RDataFrame & TMVA

Dear root experts,

Do you know any example where weights from TMVA are used in RDataFrame?

I think @moneta can help you.

Thank you for your help @couet !

Hi Nathanael,

Could you give more details about what you want to do? Do you want to process the prediction of a method from TMVA in dataframe, like the BDT score or something similar?


Hi Stefan,

Yes, for example I would like to know how to apply a cut on the BDT variable in RDataFrame.


Alrighty, you have actually three options:

  1. You loop once over the tree, calculate all predictions and create a friend tree. Then, you attach the friend tree as a new column (branch) the the original tree and you have the BDT score in dataframe. You can find in the RDataFrame docs a section about how to use friend trees.

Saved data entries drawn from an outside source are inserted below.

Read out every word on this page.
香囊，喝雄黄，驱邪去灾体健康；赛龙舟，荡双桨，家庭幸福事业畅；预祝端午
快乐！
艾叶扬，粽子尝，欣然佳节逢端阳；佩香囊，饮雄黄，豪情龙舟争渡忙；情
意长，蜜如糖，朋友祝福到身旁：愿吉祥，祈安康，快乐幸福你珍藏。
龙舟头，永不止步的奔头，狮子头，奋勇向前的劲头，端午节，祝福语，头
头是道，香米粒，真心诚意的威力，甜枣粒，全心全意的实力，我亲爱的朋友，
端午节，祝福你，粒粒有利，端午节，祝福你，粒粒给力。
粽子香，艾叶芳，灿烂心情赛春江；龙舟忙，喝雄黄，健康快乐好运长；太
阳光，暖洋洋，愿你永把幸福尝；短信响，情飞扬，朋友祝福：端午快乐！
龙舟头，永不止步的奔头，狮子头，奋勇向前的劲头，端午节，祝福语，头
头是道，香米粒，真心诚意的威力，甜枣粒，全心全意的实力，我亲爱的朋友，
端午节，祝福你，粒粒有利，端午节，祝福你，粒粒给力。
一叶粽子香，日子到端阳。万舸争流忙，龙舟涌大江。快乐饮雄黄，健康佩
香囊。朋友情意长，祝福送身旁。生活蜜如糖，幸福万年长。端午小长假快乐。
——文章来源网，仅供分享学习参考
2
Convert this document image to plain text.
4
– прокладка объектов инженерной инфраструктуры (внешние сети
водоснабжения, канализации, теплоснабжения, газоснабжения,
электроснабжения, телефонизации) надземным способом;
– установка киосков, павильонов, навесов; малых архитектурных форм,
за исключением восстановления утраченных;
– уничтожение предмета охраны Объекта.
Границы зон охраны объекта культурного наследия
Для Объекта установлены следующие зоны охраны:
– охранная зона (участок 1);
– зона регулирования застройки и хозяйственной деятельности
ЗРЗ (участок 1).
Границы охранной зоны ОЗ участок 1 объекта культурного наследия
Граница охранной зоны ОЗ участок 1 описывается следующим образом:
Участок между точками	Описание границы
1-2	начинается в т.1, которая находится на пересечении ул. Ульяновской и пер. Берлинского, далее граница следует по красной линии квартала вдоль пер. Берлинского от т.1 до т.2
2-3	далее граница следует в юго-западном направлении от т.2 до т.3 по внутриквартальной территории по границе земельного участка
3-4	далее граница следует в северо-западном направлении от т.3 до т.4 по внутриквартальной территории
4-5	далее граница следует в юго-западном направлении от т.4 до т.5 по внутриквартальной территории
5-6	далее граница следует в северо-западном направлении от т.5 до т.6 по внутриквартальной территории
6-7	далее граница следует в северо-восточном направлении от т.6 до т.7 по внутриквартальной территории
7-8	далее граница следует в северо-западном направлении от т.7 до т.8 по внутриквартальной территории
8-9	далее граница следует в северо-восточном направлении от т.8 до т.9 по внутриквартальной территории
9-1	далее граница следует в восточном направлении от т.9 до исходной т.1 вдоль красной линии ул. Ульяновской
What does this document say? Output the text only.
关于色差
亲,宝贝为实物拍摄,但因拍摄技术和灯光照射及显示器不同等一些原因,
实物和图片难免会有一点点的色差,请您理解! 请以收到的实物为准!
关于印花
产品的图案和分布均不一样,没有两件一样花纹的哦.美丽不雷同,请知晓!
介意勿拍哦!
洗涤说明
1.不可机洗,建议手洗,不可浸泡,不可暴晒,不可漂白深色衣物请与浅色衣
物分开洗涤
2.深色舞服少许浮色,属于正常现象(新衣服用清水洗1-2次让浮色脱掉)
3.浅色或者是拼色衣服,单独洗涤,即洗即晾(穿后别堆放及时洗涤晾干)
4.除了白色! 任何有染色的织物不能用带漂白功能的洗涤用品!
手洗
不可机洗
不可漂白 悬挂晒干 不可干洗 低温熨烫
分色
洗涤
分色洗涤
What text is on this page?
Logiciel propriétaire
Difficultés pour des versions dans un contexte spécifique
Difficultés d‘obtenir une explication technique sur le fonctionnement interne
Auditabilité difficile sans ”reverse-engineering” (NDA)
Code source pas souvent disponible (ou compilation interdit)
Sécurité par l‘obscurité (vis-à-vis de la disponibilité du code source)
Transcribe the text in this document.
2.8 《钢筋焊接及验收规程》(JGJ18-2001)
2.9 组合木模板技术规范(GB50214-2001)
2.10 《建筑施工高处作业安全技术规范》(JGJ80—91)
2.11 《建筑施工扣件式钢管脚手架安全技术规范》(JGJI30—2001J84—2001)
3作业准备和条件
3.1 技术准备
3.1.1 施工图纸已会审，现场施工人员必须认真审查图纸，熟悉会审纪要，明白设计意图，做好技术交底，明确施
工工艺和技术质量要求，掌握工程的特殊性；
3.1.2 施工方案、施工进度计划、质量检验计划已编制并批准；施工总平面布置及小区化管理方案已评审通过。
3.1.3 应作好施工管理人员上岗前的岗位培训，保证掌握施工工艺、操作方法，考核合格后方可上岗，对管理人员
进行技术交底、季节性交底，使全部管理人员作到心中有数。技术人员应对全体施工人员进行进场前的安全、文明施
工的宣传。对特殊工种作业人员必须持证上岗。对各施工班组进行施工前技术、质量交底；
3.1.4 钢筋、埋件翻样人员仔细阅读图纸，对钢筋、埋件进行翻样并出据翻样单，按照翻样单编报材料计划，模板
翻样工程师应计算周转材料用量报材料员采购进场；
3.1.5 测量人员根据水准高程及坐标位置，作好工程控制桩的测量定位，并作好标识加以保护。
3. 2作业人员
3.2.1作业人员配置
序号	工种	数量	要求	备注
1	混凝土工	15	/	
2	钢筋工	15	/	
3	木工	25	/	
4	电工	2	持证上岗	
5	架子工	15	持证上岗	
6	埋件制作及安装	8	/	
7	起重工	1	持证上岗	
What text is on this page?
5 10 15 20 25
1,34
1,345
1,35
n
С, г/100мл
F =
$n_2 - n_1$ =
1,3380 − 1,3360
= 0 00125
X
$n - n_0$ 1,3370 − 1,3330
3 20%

  2. You can calculate the BDT score “on the fly” in the dataframe loop. But take care, TMVA is not thread safe! That means you cannot use ROOT::EnableImplicitMT() easily. This looks roughly like this (no code guarantee):

TMVA::Reader reader (...);
auto predict = [&](float var1, float var2) { return reader.EvaluateMVA({var1, var2}, "method name"); };
ROOT::RDataFrame df(...);
auto df2 = df.Define("score", predict, {"var1", "var2"});
  1. You can use the experimental (!) feature on master, which does actually the same than option 2, but nicely wrapped. This is thread safe, but uses many locks, which basically serializes the event loop again. You can find a tutorial here.

I would recommend you to go for option 1, since this allows you to use the full potential of RDataFrame later on.


This topic was automatically closed 14 days after the last reply. New replies are no longer allowed.